7.The text of Section 9.2(d) of Article IX of the Amended and Restated Certificate is hereby amended and restated to read in full as follows:

 

(d) In the event that the Corporation has not consummated an initial Business Combination by August 13, 2021, the Corporation shall (i) cease all operations except for the purpose of winding up, (ii) as promptly as reasonably possible but not more than ten business days thereafter subject to lawfully available funds therefor, redeem 100% of the Offering Shares in consideration of a per-share price, payable in cash, equal to the quotient obtained by dividing (A) the aggregate amount then on deposit in the Trust Account, including interest not previously released to the Corporation to pay its taxes (less up to $100,000 of such net interest to pay dissolution expenses), by (B) the total number of then outstanding Offering Shares, which redemption will completely extinguish rights of the Public Stockholders (including the right to receive further liquidating distributions, if any), subject to applicable law, and (iii) as promptly as reasonably possible following such redemption, subject to the approval of the remaining stockholders and the Board in accordance with applicable law, dissolve and liquidate, subject in each case to the Corporation’s obligations under the DGCL to provide for claims of creditors and other requirements of applicable law.

 

8.The text of Section 9.7 of Article IX of the Amended and Restated Certificate is hereby amended and restated to read in full as follows:

 

Section 9.7. Additional Redemption Rights.
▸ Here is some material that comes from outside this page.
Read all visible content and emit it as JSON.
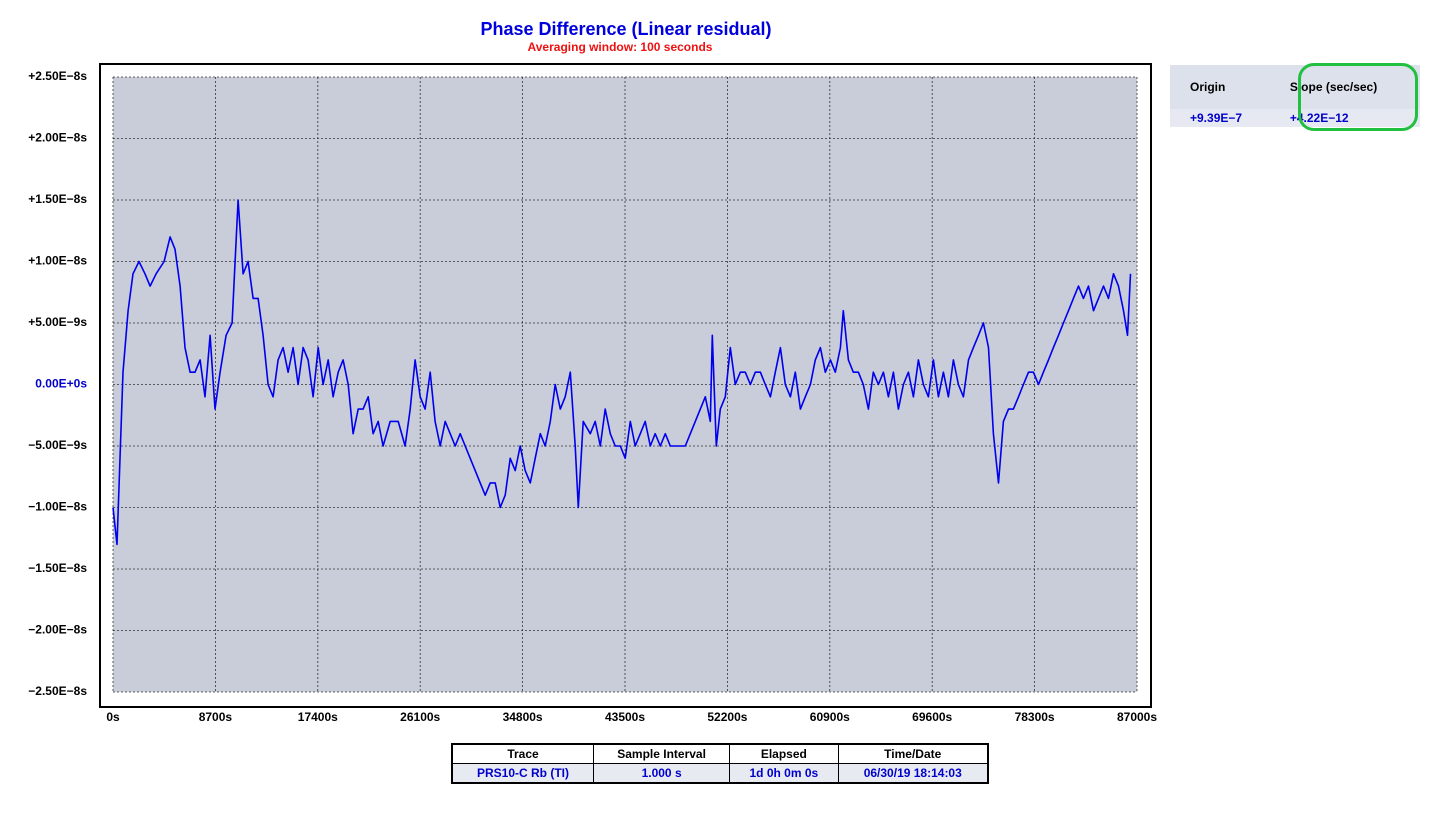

If, in accordance with Section 9.1(a), any amendment is made to Section 9.2(d) to modify (i) the substance or timing of the ability of Public Stockholders to seek redemption in connection with an initial Business Combination or the Corporation’s obligation to redeem 100% of the Offering Shares if the Corporation has not consummated an initial Business Combination by August 13, 2021 or (ii) any other provisions relating to stockholders' rights or pre-initial Business Combination activity, the Public Stockholders shall be provided with the opportunity to redeem their Offering Shares upon the approval of any such amendment, at a per-share price, payable in cash, equal to the aggregate amount then on deposit in the Trust Account, including interest not previously released to the Corporation to pay its taxes, divided by the number of then outstanding Offering Shares; provided, however, that any such amendment will be voided, and this Article IX will remain unchanged, if any stockholders who wish to redeem are unable to redeem due to the Redemption Limitation.

 

* * * * *

 

 

 

 

IN WITNESS WHEREOF, Stable Road Acquisition Corp. has caused this Amendment to be duly executed and acknowledged in its name and on its behalf by an authorized officer as of the date first set forth above.

 

  Stable Road Acquisition Corp.
     
  By:   /s/ Brian Kabot
    Name: Brian Kabot
    Title: Chief Executive Officer

 

 

 

 

 

 

Signature Page to Amendment to the Amended and Restated Certificate of Incorporation of Stable Road Acquisition Corp.